06 Jun - 30 Aug 2014

© Maria Brunner
Untitled, 2014
Oil on canvas
65 x 85 cm
MARIA BRUNNER
7 Junе - 30 Augуст 2014

In her sixth solo exhibition at Galerie Gisela Capitain, Maria Brunner celebrates a festival of painting. Central to the exhibition is a series of medium format floral still lifes, each showing the inflorescence of one, or a maximum of two, white amaryllis.

In the series, the artist remains faithful to her painting style. As usual, all works are executed in a photorealistic manner. However, this time there is no overlapping of images, no surrealist shifting of perspective – neither in form nor content – but rather a clear representation of a single motif in different variations; always presented in a neutral space, defined solely by color.

This thematic concentration projects painting itself into the foreground. Brunner intentionally uses the restriction of subject and palette as a focus with which to show the polyvalent nature of painting all the more clearly.

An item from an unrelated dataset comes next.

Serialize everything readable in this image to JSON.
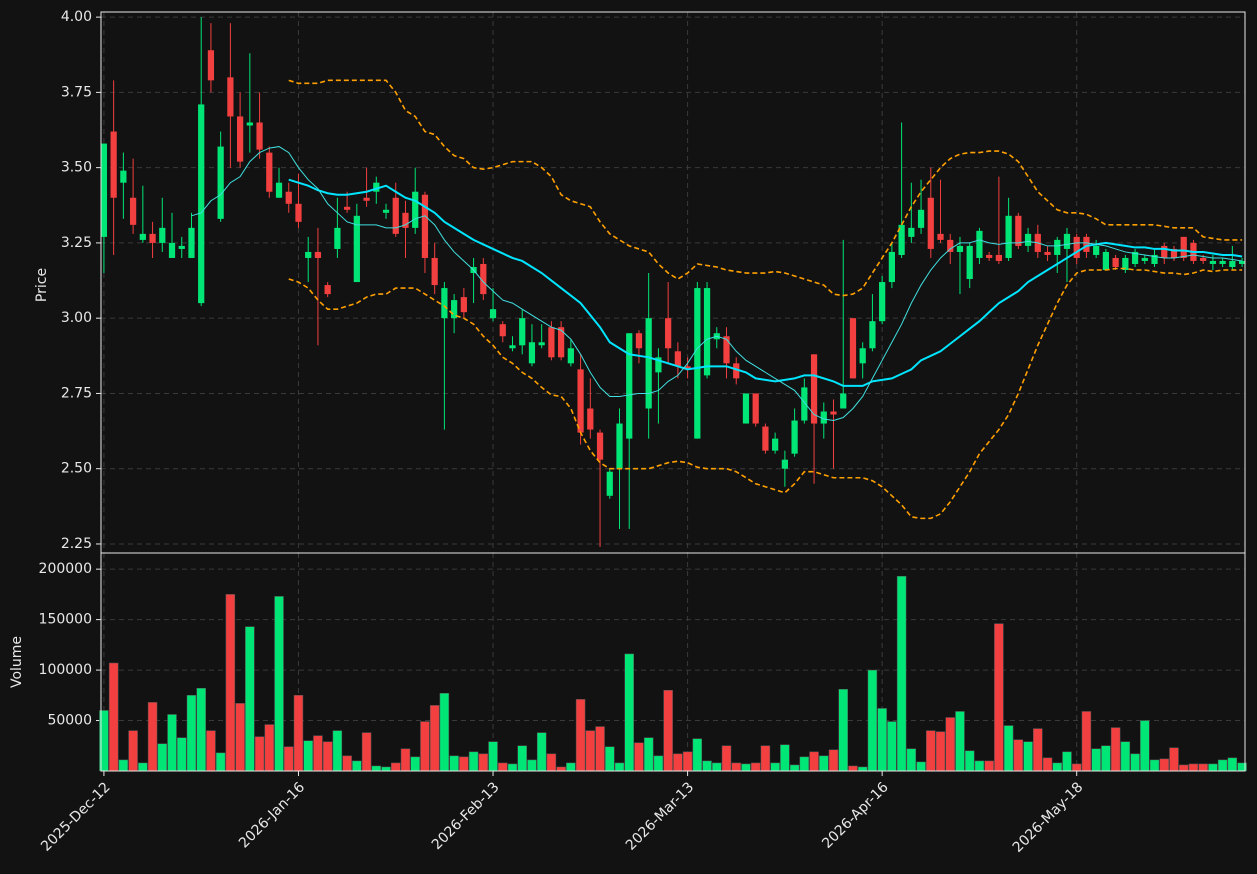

One is surprised by the range of the color spectrum despite the singularity of motif, as Brunner says.

The isolated motif also leads to an abstraction of representation that transcends the purely figurative and allows fundamental structures to emerge.

The tension between the figurative and the abstract, between concentration and variety, is buttressed by the motif itself. The paintings are still lifes in the truest sense of the word. They are still, and at the same time they are full of life. As in Karl Blossfeldt's Urformen der Kunst, they seem to possess the energy of life, as if the flower could open at any instant. This impression is formally reinforced by a deliberately employed blurriness that suggests movement and opens the paintings to the broadest possible array of readings.

The tension maintained by these individual canvases runs through the exhibition like a thread. On the whole, the images, with their varying states of development, seem like a time lapse, but upon closer inspection the actual blossoming, the moment of sublime beauty, is missing. It is present in every picture nonetheless, either as the possibility of things to come, or the possibility of things that were and are now succumbing to entropy.

The artist chooses the motif of the flower consciously, in full knowledge of the art historical context that she is navigating, but the history of the floral still life and its possible symbolism are non-factors in this decision. For Brunner, the flower is much more neutral, something that accompanies our everyday lives.

In the end, the theme of painting is broken by the two pieces of jewelry that complete the exhibition; a ring and a necklace, both designed by the artist. The presentation of these two pieces represents the first official appearance of Brunner's "alter ego" Mizzl (Viennese for Maria), through whom she refers to her painted world and extends it to a sculptural level.